Olaya biraz da felsefi açıdan bakalım. Her ne kadar Yunanca kökenine baktığımızda ‘Bilgelik Sevgisi’ gibi bir anlam taşısa da felsefe, özünde ‘düşünmekten’ ibarettir.

İçinde yaşadığımız dünya, karşılaştığımız bir durum, gördüğümüz bir nesne ya da göremediğimiz her şey için düşünmeyi gerektirir. Peki, ‘Yapay Zekânın’ felsefesi nasıl olur? Neyi düşüneceğiz?

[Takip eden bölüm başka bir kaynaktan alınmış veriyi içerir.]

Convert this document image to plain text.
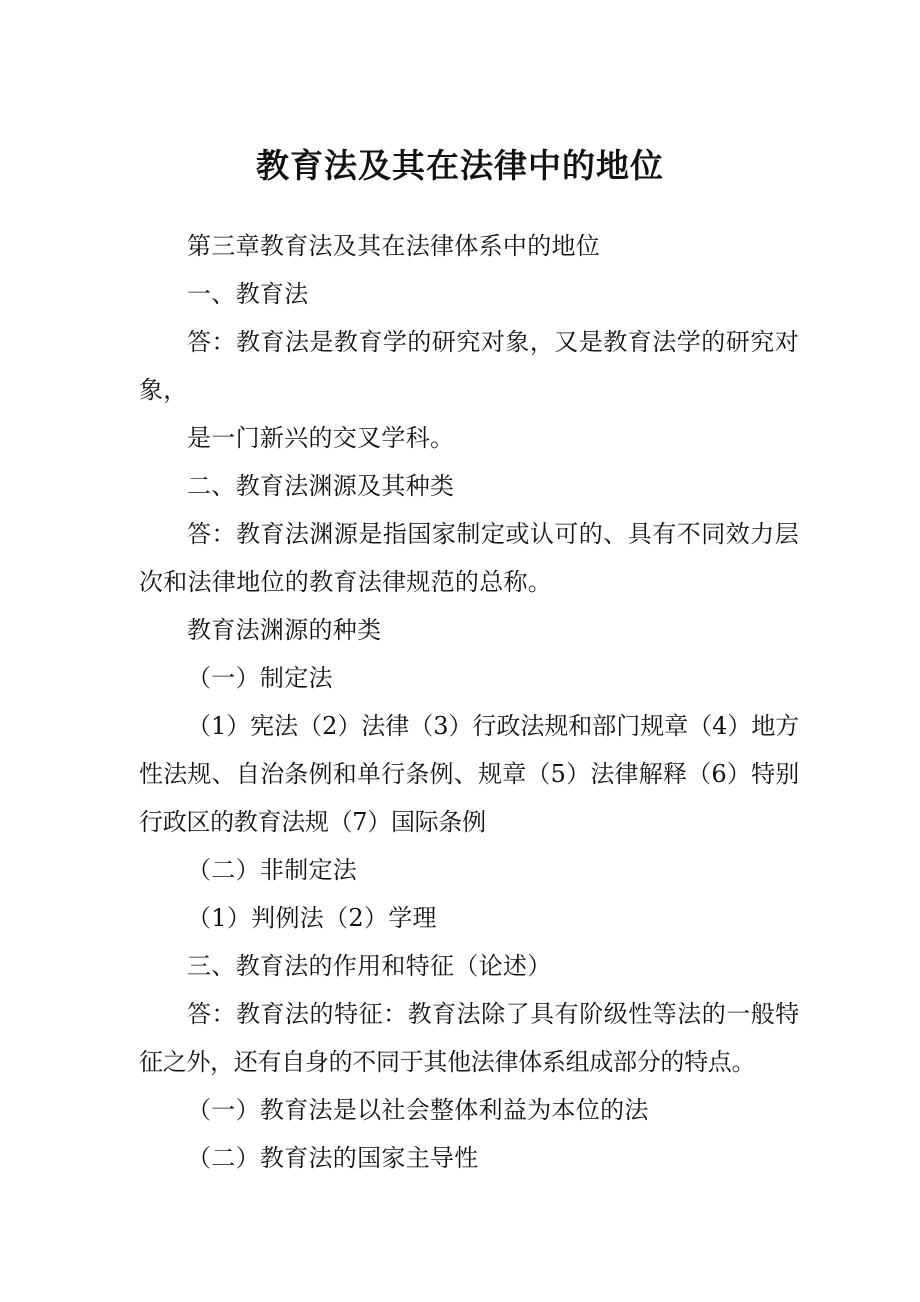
教育法及其在法律中的地位

第三章教育法及其在法律体系中的地位

一、教育法

答：教育法是教育学的研究对象，又是教育法学的研究对象，

是一门新兴的交叉学科。

二、教育法渊源及其种类

答：教育法渊源是指国家制定或认可的、具有不同效力层次和法律地位的教育法律规范的总称。

教育法渊源的种类

（一）制定法

（1）宪法（2）法律（3）行政法规和部门规章（4）地方性法规、自治条例和单行条例、规章（5）法律解释（6）特别行政区的教育法规（7）国际条例

（二）非制定法

（1）判例法（2）学理

三、教育法的作用和特征（论述）

答：教育法的特征：教育法除了具有阶级性等法的一般特征之外，还有自身的不同于其他法律体系组成部分的特点。

（一）教育法是以社会整体利益为本位的法

（二）教育法的国家主导性
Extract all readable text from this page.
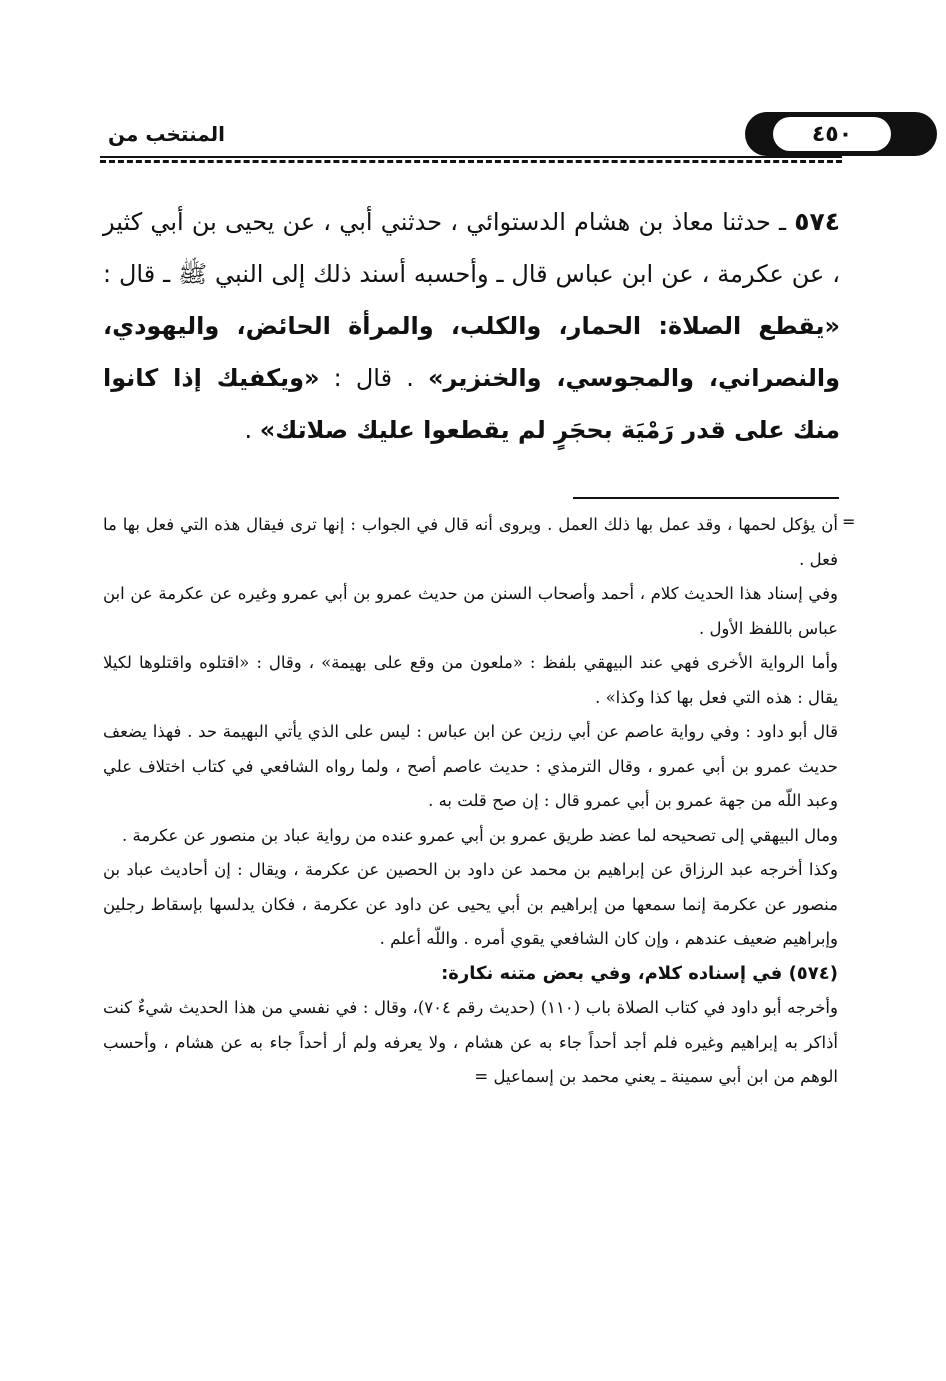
٤٥٠
المنتخب من
٥٧٤ ـ حدثنا معاذ بن هشام الدستوائي ، حدثني أبي ، عن يحيى بن أبي كثير ، عن عكرمة ، عن ابن عباس قال ـ وأحسبه أسند ذلك إلى النبي ﷺ ـ قال : «يقطع الصلاة: الحمار، والكلب، والمرأة الحائض، واليهودي، والنصراني، والمجوسي، والخنزير» . قال : «ويكفيك إذا كانوا منك على قدر رَمْيَة بحجَرٍ لم يقطعوا عليك صلاتك» .
=

أن يؤكل لحمها ، وقد عمل بها ذلك العمل . ويروى أنه قال في الجواب : إنها ترى فيقال هذه التي فعل بها ما فعل .

وفي إسناد هذا الحديث كلام ، أحمد وأصحاب السنن من حديث عمرو بن أبي عمرو وغيره عن عكرمة عن ابن عباس باللفظ الأول .

وأما الرواية الأخرى فهي عند البيهقي بلفظ : «ملعون من وقع على بهيمة» ، وقال : «اقتلوه واقتلوها لكيلا يقال : هذه التي فعل بها كذا وكذا» .

قال أبو داود : وفي رواية عاصم عن أبي رزين عن ابن عباس : ليس على الذي يأتي البهيمة حد . فهذا يضعف حديث عمرو بن أبي عمرو ، وقال الترمذي : حديث عاصم أصح ، ولما رواه الشافعي في كتاب اختلاف علي وعبد اللّه من جهة عمرو بن أبي عمرو قال : إن صح قلت به .

ومال البيهقي إلى تصحيحه لما عضد طريق عمرو بن أبي عمرو عنده من رواية عباد بن منصور عن عكرمة .

وكذا أخرجه عبد الرزاق عن إبراهيم بن محمد عن داود بن الحصين عن عكرمة ، ويقال : إن أحاديث عباد بن منصور عن عكرمة إنما سمعها من إبراهيم بن أبي يحيى عن داود عن عكرمة ، فكان يدلسها بإسقاط رجلين وإبراهيم ضعيف عندهم ، وإن كان الشافعي يقوي أمره . واللّه أعلم .

(٥٧٤) في إسناده كلام، وفي بعض متنه نكارة:

وأخرجه أبو داود في كتاب الصلاة باب (١١٠) (حديث رقم ٧٠٤)، وقال : في نفسي من هذا الحديث شيءٌ كنت أذاكر به إبراهيم وغيره فلم أجد أحداً جاء به عن هشام ، ولا يعرفه ولم أر أحداً جاء به عن هشام ، وأحسب الوهم من ابن أبي سمينة ـ يعني محمد بن إسماعيل =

Yapay zekâ, ne kadar yapay?

Yapay zekânın oluşması, kullanımı ve daha bu alana dair birçok ‘teknolojik’ konuyu çokça konuşuyoruz, konuşuyorlar, konuşmaya devam edeceğiz. Ancak teknik kısmından çok, arka planına bakmak istiyorum. Robotlar bizi ele geçirecek mi, dünyanın sonunu bu teknoloji mi getirecek, yoksa ‘fişini çekeriz olur biter’ mi? Tüm bu sorular aslında soru sorabilen düşünebilen insanlar için oldukça diri tutucu nitelikte fikirler. Düşüncenin temeli, yönü amacı ne olursa olsun, soru sormaya başladıysa insan ve eğer niyeti cevap aramaksa, bulduğu sonuç onu mutlu etmese de doğru yolda olduğunu gösterir. Ne alakası var yapay zekâyla? Söyleyeyim.

Yapay zekâ aslında biziz!

İnsan zihnini oluşturan şey, insan bedeninin fikridir” demişti Spinoza. Yani dünyayı ele geçirir diye korktuğumuz, aman gücünü kötüye kullanır diye tereddüt ettiğimiz şey aslında biziz. Çünkü bu ‘yapay’ teknolojiyi bizler meydana getirdik. Yapay zekânın makine öğrenmesini ve derin öğrenmesini biz geliştirdik. Ona yüklediğimiz verilerle hareket etmesini (makine öğrenmesi) ve daha da ileri giderek beyin sinirleri gibi karmaşık katmanlarla algoritmalar oluşturarak sonuca varmasını (derin öğrenme) biz programladık. Yani ona bu verileri biz verdik. O, sadece bizi taklit eden bir teknoloji oldu. E, o zaman korkulacak bir şey yok mu? Aksine, daha fazla korkulacak şey var. Çünkü artık güven sorununu sadece insanlara değil makinelere karşı da hissetmeye başlar olduk.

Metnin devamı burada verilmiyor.